One of the minor things I asked Norma to think about was changing the name of Faithful, one of the sisters. I kept getting the names Faithful and Fancy mixed up. Faithful had appeared in previous short stories written by Norma, but brilliantly, Norma made the name change an integral part of the story: “[T]he newly fourteen-year-old sister who had just informed the family that she was changing her name from Faithful to Stevie, of all things, was something of a mess… (from now on, my name is Stevie and no one in this family better forget that).” We can see right away what she is like—she knows her own mind, and nobody had better mess with her!

In The Missing Girl and Girlhearts and her other books, Norma wrote with insight and compassion about working class families. I found her characters tremendously refreshing. These are not privileged kids whose greatest problem is what to wear to school. These are kids whose families worry about money, whose fathers are out of work, as Huddle Herbert is in The Missing Girl, whose mothers work as “lunch ladies” in a nursing home, as Blossom Herbert does.
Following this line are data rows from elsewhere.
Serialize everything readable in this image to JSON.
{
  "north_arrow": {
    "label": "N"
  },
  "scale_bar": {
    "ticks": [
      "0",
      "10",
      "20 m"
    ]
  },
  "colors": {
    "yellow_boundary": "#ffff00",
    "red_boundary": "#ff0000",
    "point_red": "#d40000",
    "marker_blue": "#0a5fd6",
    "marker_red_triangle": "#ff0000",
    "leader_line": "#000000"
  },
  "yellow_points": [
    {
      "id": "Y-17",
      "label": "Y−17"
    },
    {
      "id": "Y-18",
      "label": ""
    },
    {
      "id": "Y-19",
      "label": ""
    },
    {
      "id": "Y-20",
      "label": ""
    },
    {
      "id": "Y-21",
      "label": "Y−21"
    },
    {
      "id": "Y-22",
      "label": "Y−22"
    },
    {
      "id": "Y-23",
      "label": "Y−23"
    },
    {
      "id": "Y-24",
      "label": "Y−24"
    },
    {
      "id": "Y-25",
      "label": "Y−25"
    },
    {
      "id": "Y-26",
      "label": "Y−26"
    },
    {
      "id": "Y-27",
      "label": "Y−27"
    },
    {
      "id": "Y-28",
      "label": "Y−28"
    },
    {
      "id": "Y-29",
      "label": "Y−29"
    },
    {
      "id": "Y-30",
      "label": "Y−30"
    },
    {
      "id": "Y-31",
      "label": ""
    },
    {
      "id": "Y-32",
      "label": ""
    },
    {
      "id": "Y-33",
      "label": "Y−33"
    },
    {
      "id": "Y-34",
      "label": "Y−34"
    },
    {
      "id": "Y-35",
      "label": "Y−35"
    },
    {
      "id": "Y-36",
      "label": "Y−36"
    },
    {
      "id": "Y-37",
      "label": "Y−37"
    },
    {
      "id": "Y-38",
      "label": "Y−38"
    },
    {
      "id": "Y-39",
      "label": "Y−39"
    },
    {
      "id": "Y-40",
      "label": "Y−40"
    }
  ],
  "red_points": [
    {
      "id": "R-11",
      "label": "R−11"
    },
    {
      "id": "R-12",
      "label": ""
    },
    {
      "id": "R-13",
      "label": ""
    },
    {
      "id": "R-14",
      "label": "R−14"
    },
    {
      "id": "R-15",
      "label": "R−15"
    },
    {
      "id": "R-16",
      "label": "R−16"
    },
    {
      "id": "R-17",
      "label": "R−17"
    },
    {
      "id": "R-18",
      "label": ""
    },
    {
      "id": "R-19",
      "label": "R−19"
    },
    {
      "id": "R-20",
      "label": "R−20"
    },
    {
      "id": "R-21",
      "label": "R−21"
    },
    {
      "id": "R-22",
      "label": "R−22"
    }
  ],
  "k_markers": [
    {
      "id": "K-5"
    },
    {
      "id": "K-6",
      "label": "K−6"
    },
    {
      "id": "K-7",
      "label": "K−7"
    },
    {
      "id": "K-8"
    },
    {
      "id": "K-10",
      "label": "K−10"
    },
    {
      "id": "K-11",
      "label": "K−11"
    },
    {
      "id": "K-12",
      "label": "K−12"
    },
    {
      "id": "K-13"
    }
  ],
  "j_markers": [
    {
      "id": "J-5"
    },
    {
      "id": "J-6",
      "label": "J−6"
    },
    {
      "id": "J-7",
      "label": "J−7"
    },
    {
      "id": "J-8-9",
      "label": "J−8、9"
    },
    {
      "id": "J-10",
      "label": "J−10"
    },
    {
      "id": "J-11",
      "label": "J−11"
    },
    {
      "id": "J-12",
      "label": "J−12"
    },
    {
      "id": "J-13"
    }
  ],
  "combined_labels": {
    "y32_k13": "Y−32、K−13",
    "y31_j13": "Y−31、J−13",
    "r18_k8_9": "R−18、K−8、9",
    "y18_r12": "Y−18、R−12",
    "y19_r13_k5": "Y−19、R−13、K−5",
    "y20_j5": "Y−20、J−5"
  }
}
The characters often live in a small town in upstate New York. As an Upstate New York girl herself, from Glens Falls, Norma carried this small town setting with her always.

Norma never shied away from tough subjects: she respected her readers, and somehow she never forgot what it felt like to be a teenager. She looked like a perennial teenager, too—with her charming braids and small frame and winning smile. In person and via phone, letter, and e-mail, Norma was always honest— never afraid to talk about how she felt. She was very funny, and always gracious, warm, and loving. Working with Norma was one of the greatest privileges I’ve known as an editor. She had a good soul and a kind heart. I am proud of the work Norma and I did together, but Norma was not only a colleague, she was a dear friend. I am fortunate to have shared this earth with her.